Appellant does not argue with the proposition that a personal service contract between an employer and an employee for so long as the employer is satisfied with the services is a contract for an indefinite term; or that a contract for an indefinite term is a contract for permanent employment, and cites Lord v. Goldberg, 81 Cal. 596, 601-602, 22 P. 1126; Speegle v. Board of Fire Underwriters, 29 Cal.2d 34, 39, 172 P.2d 867; Ruinello v. Murray, 36 Cal.2d 687, 689-690, 227 P.2d 251; or that either party to a permanent employment contract is privileged to terminate it at will and with or without cause. This latter rule is laid down in Labor Code section 2922. However, it is the appellant's contention that where the employee furnishes to the employer consideration in addition to his services, the employer is not privileged to terminate a permanent employment contract without cause. (See Speegle v. Board of Fire Underwriters, supra, 29 Cal.2d 34, at page 39, 172 P.2d 867; Ruinello v. Murray, supra, 39 Cal.2d 687, at pages 689-690, 227 P.2d 251.)

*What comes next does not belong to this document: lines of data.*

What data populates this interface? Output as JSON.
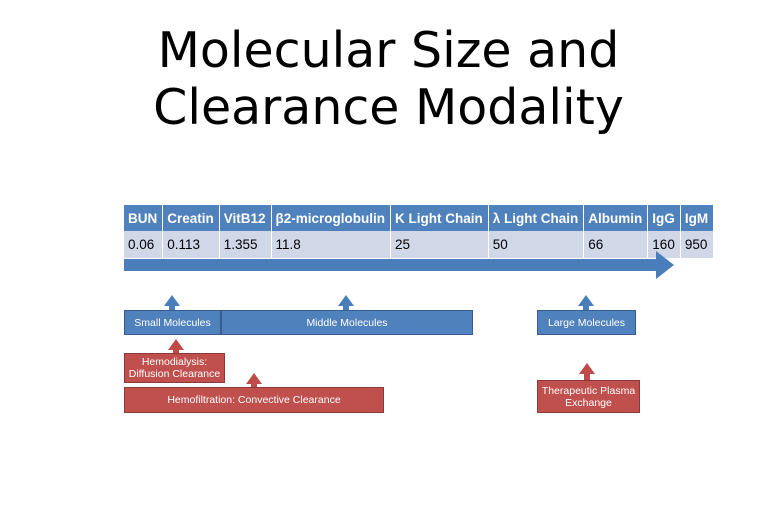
{
  "title_line1": "Molecular Size and",
  "title_line2": "Clearance Modality",
  "table": {
    "headers": [
      "BUN",
      "Creatin",
      "VitB12",
      "β2-microglobulin",
      "K Light Chain",
      "λ Light Chain",
      "Albumin",
      "IgG",
      "IgM"
    ],
    "values": [
      "0.06",
      "0.113",
      "1.355",
      "11.8",
      "25",
      "50",
      "66",
      "160",
      "950"
    ]
  },
  "boxes": {
    "small_molecules": "Small Molecules",
    "middle_molecules": "Middle Molecules",
    "large_molecules": "Large Molecules",
    "hemodialysis_line1": "Hemodialysis:",
    "hemodialysis_line2": "Diffusion Clearance",
    "hemofiltration": "Hemofiltration: Convective Clearance",
    "plasma_exchange_line1": "Therapeutic Plasma",
    "plasma_exchange_line2": "Exchange"
  },
  "colors": {
    "blue": "#4f81bd",
    "red": "#c0504d",
    "table_body": "#d0d8e8"
  }
}
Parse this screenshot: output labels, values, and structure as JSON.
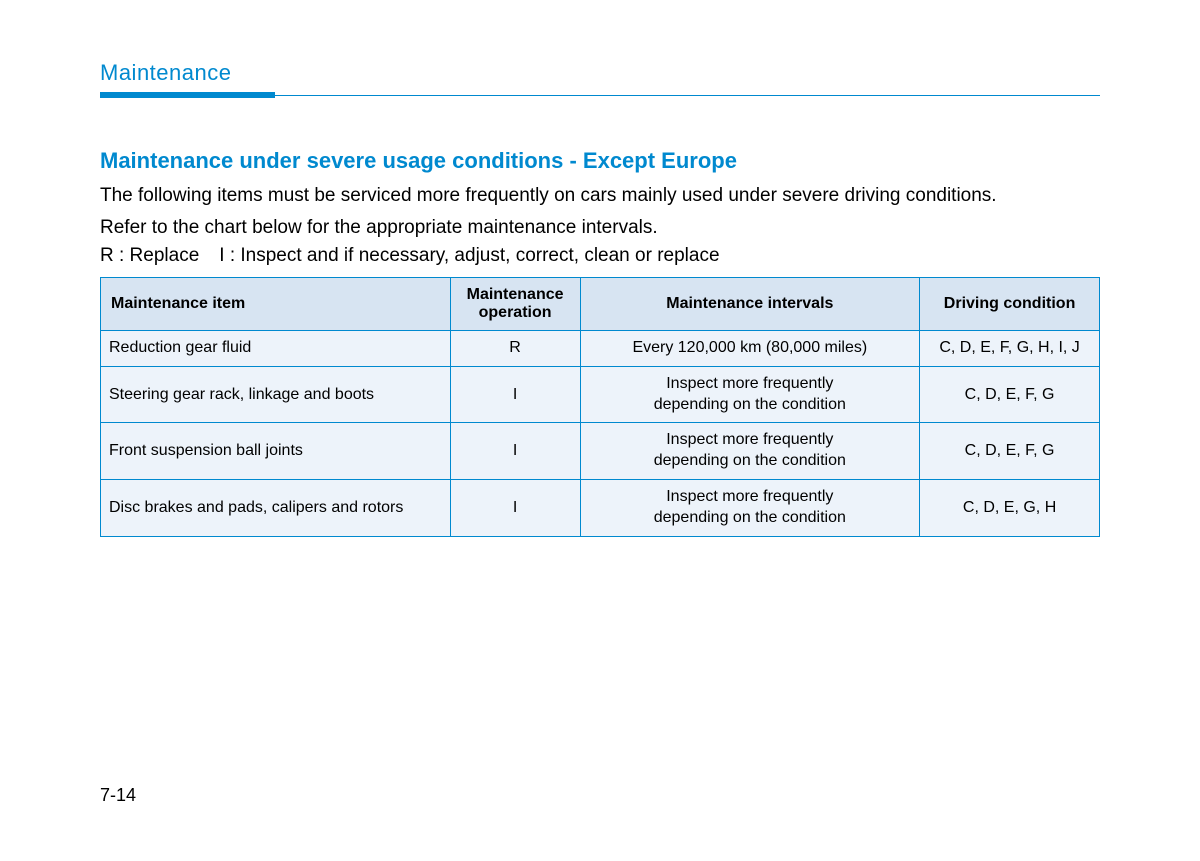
{
  "section_title": "Maintenance",
  "subtitle": "Maintenance under severe usage conditions - Except Europe",
  "description_line1": "The following items must be serviced more frequently on cars mainly used under severe driving conditions.",
  "description_line2": "Refer to the chart below for the appropriate maintenance intervals.",
  "legend_r": "R : Replace",
  "legend_i": "I : Inspect and if necessary, adjust, correct, clean or replace",
  "table": {
    "columns": {
      "item": "Maintenance item",
      "operation": "Maintenance\noperation",
      "intervals": "Maintenance intervals",
      "condition": "Driving condition"
    },
    "rows": [
      {
        "item": "Reduction gear fluid",
        "operation": "R",
        "intervals": "Every 120,000 km (80,000 miles)",
        "condition": "C, D, E, F, G, H, I, J"
      },
      {
        "item": "Steering gear rack, linkage and boots",
        "operation": "I",
        "intervals": "Inspect more frequently\ndepending on the condition",
        "condition": "C, D, E, F, G"
      },
      {
        "item": "Front suspension ball joints",
        "operation": "I",
        "intervals": "Inspect more frequently\ndepending on the condition",
        "condition": "C, D, E, F, G"
      },
      {
        "item": "Disc brakes and pads, calipers and rotors",
        "operation": "I",
        "intervals": "Inspect more frequently\ndepending on the condition",
        "condition": "C, D, E, G, H"
      }
    ],
    "column_widths_pct": [
      35,
      13,
      34,
      18
    ],
    "header_bg": "#d7e4f2",
    "row_bg": "#edf3fa",
    "border_color": "#0089cf"
  },
  "accent_color": "#0089cf",
  "background_color": "#ffffff",
  "page_number": "7-14"
}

It is the rule that a 'contract for permanent employment is only a contract for an indefinite period, terminable at the will of either party unless it is based on some consideration other than the services to be rendered.' (Gressley v. Williams, 193 Cal.App.2d 636, 642, 14 Cal.Rptr. 496, 500.)
It is appellant's contention that the giving up of his employment in Argentina and moving himself and family to California was impliedly bargained for between the parties, because Ernest Gallo knew that the appellant was then employed in Argentina, living there with his family, and he would have to give up this employment and home and move his family to California. Appellant further argues that the conduct of the respective parties as to such consideration was naturally not necessarily mentioned, as both knew that such should be apparent to anyone and that such implication under the circumstances is a question of fact for the jury.
With reference to consideration, it must be noted that in Seifert v. Arnold Bros., Inc., 138 Cal.App. 324, 31 P.2d 1059, the written agreement signed by the employer gave the employee the employment '* * * In consideration of your purchasing an Essex Coupe we are offering you employment * * *.'
In Millsap v. National Funding Corp., 57 Cal.App.2d 772, p. 775, 135 P.2d 407, the employee told the employer that she would not change her position unless she was given permanent employment. In this case the recognized definition of 'consideration' as codified in section 1605 of the Civil Code is discussed.